Linux is an open-source operating system based on Unix. It manages all of the hardware resources associated with your asset and the communication with the software resources. Linux comes in various ‘distributions’ or ‘distros’ with a varying degree of popularity, e.g. Red Hat, Ubuntu, CentOS and many more. Each distribution has a different take on the desktop, but they all use the Linux kernel, which is the core of the operating system. Linux can run on a multitude of devices, but most common are workstations, servers, and embedded systems.  

Scanned Linux Information

Lansweeper scans a Linux or Unix asset through the Secure Shell or SSH protocol. SSH is a cryptographic network protocol that will return the most detailed data about these assets. Depending on your Linux distribution, Lansweeper will run a selection of Linux commands in order to retrieve information from the asset. As long as your Linux distribution can understand the Linux commands as used by Lansweeper, Lansweeper will be able to capture information from them. By default, Lansweeper scans via SSH port 22 but scanning via a custom SSH port is supported as well. When scanning your active directory using active scanning, additional AD information like status (enabled or disabled), OU, AD groups, BitLocker recovery key, manager, location, company and more are retrieved. Scanned Linux data can include, but is not limited to:
  • Disks
  • Network interfaces
  • Manufacturer
  • Model
  • Memory
  • OS
  • Processor
  • Serial number
  • Software
  • Users
  • Uptime

Managing Linux Assets

Your Lansweeper installation comes with a report builder which allows you to report on all the data gathered from your Linux assets once they are successfully scanned. You can use one of the many built-in reports in Lansweeper but you can also write your own custom reports to get the most out of your Linux assets. Find more tips on managing Linux assets with Lansweeper in this blog post.

Performance Counters

  Performance metrics have multiple use cases. You can use them to maximize productivity by making sure no business-critical servers are bottlenecked, or you can use it as part of a migration project to cloud or virtualization. By having performance metrics, you know exactly how much resources you will need in the cloud or for your virtual machines.

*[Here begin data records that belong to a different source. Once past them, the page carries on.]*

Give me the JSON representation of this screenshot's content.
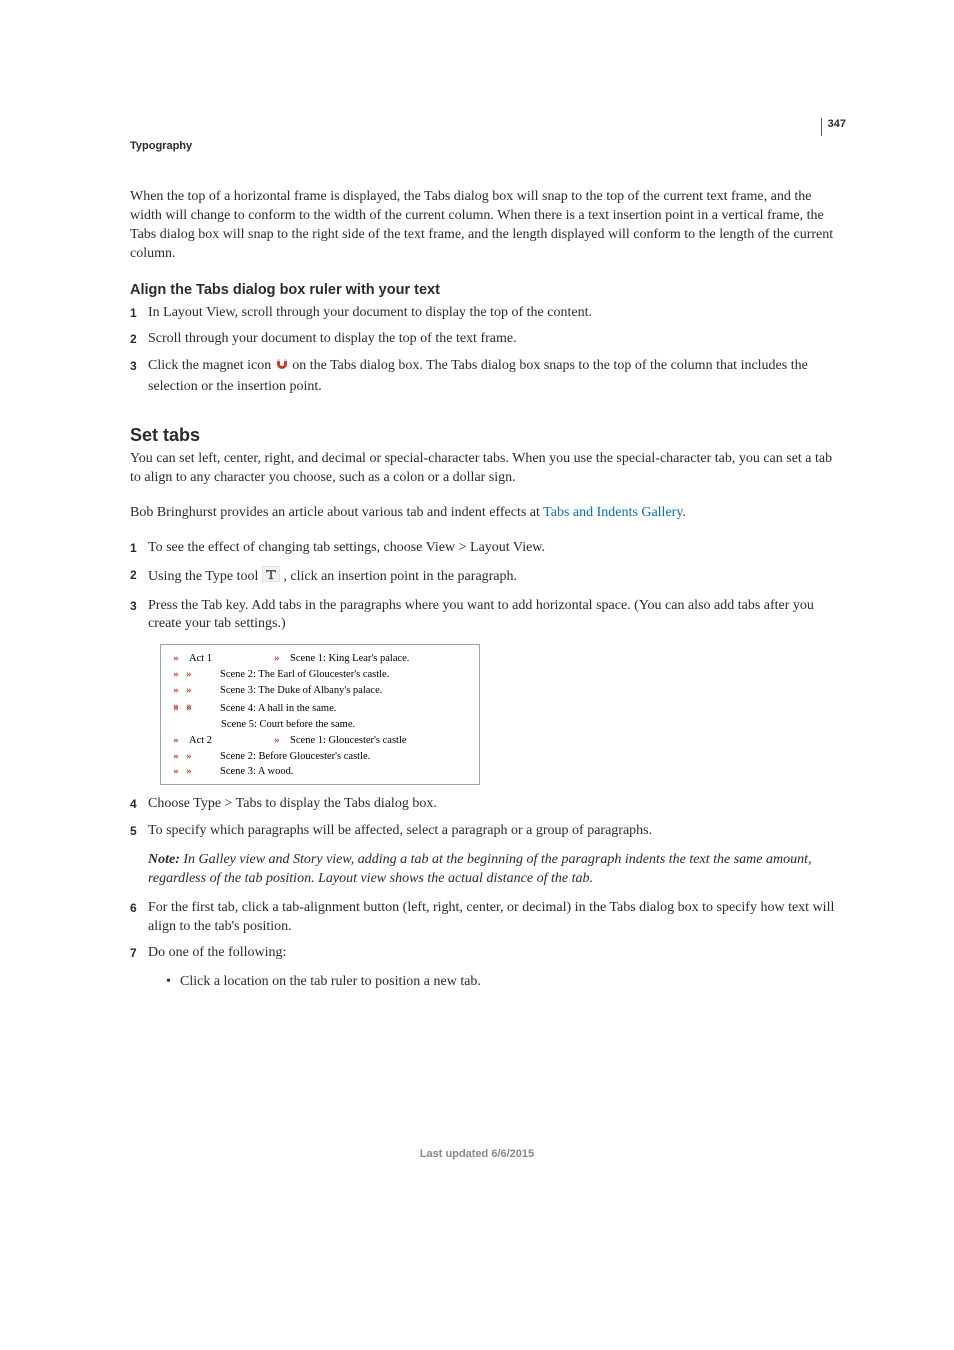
{
  "pageNumber": "347",
  "sectionHeader": "Typography",
  "intro": "When the top of a horizontal frame is displayed, the Tabs dialog box will snap to the top of the current text frame, and the width will change to conform to the width of the current column. When there is a text insertion point in a vertical frame, the Tabs dialog box will snap to the right side of the text frame, and the length displayed will conform to the length of the current column.",
  "alignHeading": "Align the Tabs dialog box ruler with your text",
  "alignSteps": {
    "s1": "In Layout View, scroll through your document to display the top of the content.",
    "s2": "Scroll through your document to display the top of the text frame.",
    "s3a": "Click the magnet icon ",
    "s3b": " on the Tabs dialog box. The Tabs dialog box snaps to the top of the column that includes the selection or the insertion point."
  },
  "setTabsHeading": "Set tabs",
  "setTabsIntro1": "You can set left, center, right, and decimal or special-character tabs. When you use the special-character tab, you can set a tab to align to any character you choose, such as a colon or a dollar sign.",
  "setTabsIntro2a": "Bob Bringhurst provides an article about various tab and indent effects at ",
  "setTabsLink": "Tabs and Indents Gallery",
  "setTabsIntro2b": ".",
  "setTabsSteps": {
    "s1": "To see the effect of changing tab settings, choose View > Layout View.",
    "s2a": "Using the Type tool ",
    "s2b": " , click an insertion point in the paragraph.",
    "s3": "Press the Tab key. Add tabs in the paragraphs where you want to add horizontal space. (You can also add tabs after you create your tab settings.)",
    "s4": "Choose Type > Tabs to display the Tabs dialog box.",
    "s5": "To specify which paragraphs will be affected, select a paragraph or a group of paragraphs.",
    "noteLabel": "Note:",
    "noteBody": " In Galley view and Story view, adding a tab at the beginning of the paragraph indents the text the same amount, regardless of the tab position. Layout view shows the actual distance of the tab.",
    "s6": "For the first tab, click a tab-alignment button (left, right, center, or decimal) in the Tabs dialog box to specify how text will align to the tab's position.",
    "s7": "Do one of the following:",
    "bullet1": "Click a location on the tab ruler to position a new tab."
  },
  "figure": {
    "r1_act": "Act 1",
    "r1_scene": "Scene 1: King Lear's palace.",
    "r2": "Scene 2: The Earl of Gloucester's castle.",
    "r3": "Scene 3: The Duke of Albany's palace.",
    "r4": "Scene 4: A hall in the same.",
    "r5": "Scene 5: Court before the same.",
    "r6_act": "Act 2",
    "r6_scene": "Scene 1: Gloucester's castle",
    "r7": "Scene 2: Before Gloucester's castle.",
    "r8": "Scene 3: A wood."
  },
  "footer": "Last updated 6/6/2015"
}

By enabling performance counter scanning, Lansweeper will rescan the asset at set intervals to retrieve performance metrics from CPU, Memory, Disks and Network statistics.

Linux File Property Scanning

Linux file property scanning lets you scan any Linux file or directory to get details on the name, size, type, last accessed, created, and more. The file property scanning lets you scan items Lansweeper normally would not scan and opens new possibilities for file or directory usage use cases.